RN Case Manager-Long Term Care
* Can start remotely due to COVID-19! *
Case Manager Job Summary:
** Must live in greater Newark area & be willing to transition to in-office if needed. **
*** Full-Time, Benefits Available, CONTRACT position, expected to last 3 months, or longer! ***
Case Manager Background:
- The Case Manager plays an integral part in the coordination of care assessing the member’s condition and providing them the necessary resources, options, and coordination for a healthy care outcome.
- The primary responsibility of the Nurse Case Manager is to conduct health assessments, and then coordinate and monitor the care of Health Plan members and develop a nursing plan of care.
- They will participate in interdisciplinary conferences to review clinical assessments, update care plans and determine follow-up frequency.
- The Case Manager also acts as an advocate for members and their families linking them to other members of the care team to help them gain knowledge of their disease process and to identify community resources for continued growth toward a maximum level of independence.
- The focus of this position is to identify vulnerable populations and special needs members through the completion of health screens and other resources.
- Valid, unrestricted state Registered Nurse (R.N.) license. BSN is a plus.
- Certification in Case Management (CCM) is preferred.

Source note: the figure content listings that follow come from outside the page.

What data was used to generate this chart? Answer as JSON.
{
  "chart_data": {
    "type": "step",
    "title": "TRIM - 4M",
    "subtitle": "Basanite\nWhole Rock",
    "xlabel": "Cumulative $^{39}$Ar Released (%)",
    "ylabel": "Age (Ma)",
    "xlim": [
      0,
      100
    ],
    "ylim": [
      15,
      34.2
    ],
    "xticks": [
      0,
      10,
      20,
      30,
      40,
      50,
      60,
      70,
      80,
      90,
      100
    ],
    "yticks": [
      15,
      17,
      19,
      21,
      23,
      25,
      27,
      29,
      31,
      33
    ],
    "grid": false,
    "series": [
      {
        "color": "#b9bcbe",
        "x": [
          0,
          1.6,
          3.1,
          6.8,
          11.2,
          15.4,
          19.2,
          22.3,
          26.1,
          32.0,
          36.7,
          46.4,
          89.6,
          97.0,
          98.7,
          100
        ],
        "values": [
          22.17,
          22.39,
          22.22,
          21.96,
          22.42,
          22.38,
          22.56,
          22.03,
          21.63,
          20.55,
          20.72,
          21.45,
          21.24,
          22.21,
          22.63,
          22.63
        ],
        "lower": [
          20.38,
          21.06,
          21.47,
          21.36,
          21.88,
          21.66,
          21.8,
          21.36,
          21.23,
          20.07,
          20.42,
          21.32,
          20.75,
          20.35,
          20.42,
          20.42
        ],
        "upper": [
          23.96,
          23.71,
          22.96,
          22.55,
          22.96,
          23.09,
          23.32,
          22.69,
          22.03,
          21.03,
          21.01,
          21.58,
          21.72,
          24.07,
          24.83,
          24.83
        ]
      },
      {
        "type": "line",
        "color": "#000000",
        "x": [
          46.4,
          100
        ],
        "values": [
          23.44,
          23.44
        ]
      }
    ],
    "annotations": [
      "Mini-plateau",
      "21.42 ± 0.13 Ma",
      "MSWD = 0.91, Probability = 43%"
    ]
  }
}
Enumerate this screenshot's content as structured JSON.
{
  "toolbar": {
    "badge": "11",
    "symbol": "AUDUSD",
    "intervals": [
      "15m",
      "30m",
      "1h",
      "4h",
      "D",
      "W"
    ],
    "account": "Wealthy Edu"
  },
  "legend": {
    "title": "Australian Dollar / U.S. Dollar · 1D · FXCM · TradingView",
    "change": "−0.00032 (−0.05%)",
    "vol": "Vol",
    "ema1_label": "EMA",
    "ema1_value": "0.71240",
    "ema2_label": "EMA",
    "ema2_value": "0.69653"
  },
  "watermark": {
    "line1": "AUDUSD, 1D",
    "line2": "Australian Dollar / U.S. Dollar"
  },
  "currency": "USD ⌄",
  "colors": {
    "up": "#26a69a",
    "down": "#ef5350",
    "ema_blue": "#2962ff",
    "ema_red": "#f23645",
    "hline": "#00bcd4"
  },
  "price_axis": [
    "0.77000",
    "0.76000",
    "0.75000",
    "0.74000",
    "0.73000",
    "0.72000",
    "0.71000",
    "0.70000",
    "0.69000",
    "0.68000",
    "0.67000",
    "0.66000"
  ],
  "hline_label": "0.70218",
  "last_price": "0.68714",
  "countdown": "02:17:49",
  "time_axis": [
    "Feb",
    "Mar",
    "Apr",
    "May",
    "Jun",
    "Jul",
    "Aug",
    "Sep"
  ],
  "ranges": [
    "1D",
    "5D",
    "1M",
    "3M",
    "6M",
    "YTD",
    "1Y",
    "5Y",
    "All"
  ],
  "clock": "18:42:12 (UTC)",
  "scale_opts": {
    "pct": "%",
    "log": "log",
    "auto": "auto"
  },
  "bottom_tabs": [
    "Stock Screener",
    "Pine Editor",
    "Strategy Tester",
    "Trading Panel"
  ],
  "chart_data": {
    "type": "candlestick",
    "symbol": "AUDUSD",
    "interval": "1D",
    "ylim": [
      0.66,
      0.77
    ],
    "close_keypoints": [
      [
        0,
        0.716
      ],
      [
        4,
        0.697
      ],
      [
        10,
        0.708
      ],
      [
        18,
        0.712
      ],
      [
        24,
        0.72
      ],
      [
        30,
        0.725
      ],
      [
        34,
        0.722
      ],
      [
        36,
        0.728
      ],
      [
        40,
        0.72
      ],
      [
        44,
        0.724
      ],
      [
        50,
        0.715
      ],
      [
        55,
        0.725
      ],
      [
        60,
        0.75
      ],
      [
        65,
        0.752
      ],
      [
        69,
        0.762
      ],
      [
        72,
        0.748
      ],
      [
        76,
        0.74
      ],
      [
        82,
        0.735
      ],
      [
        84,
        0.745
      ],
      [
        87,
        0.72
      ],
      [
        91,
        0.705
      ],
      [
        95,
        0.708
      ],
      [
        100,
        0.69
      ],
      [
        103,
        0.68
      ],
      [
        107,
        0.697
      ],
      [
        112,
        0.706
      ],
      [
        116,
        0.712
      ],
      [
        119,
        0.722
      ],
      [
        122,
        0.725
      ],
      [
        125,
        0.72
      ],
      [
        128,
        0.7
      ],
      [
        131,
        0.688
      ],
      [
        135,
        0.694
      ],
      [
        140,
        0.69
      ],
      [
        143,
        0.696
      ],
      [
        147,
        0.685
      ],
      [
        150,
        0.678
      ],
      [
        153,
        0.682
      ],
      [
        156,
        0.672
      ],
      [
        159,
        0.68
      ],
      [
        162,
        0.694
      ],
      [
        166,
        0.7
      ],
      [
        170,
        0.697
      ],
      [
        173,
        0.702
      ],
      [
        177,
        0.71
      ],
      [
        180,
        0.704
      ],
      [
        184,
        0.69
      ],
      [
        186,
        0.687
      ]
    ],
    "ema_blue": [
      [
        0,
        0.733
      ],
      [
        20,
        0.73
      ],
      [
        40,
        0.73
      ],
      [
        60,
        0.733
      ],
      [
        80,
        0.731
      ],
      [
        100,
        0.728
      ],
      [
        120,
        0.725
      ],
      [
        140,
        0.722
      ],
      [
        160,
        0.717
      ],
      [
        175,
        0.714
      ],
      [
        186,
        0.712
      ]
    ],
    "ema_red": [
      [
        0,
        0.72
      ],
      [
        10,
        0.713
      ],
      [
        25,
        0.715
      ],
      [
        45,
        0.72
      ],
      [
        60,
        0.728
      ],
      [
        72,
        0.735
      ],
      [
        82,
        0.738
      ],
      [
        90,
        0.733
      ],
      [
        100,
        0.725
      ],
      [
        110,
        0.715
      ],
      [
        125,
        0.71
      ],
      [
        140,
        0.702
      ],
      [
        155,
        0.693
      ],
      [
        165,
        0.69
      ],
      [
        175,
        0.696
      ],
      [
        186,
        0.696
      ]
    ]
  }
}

- Around 2 years acute care clinical nursing experience in an acute care facility, skilled nursing facility, home health or clinic setting.
- At least 2-4 years prior experience working in a Care Coordination / Case Management role.
- Prefer around 1-3 years prior experience at a Managed Care Organization (Health Plan, IPA, MSO, TPA, etc).
- Experience working with Federal and State assistance programs (Medicare/Medicaid/etc).
- Basic computer literacy (MS Office) and typing skills are necessary.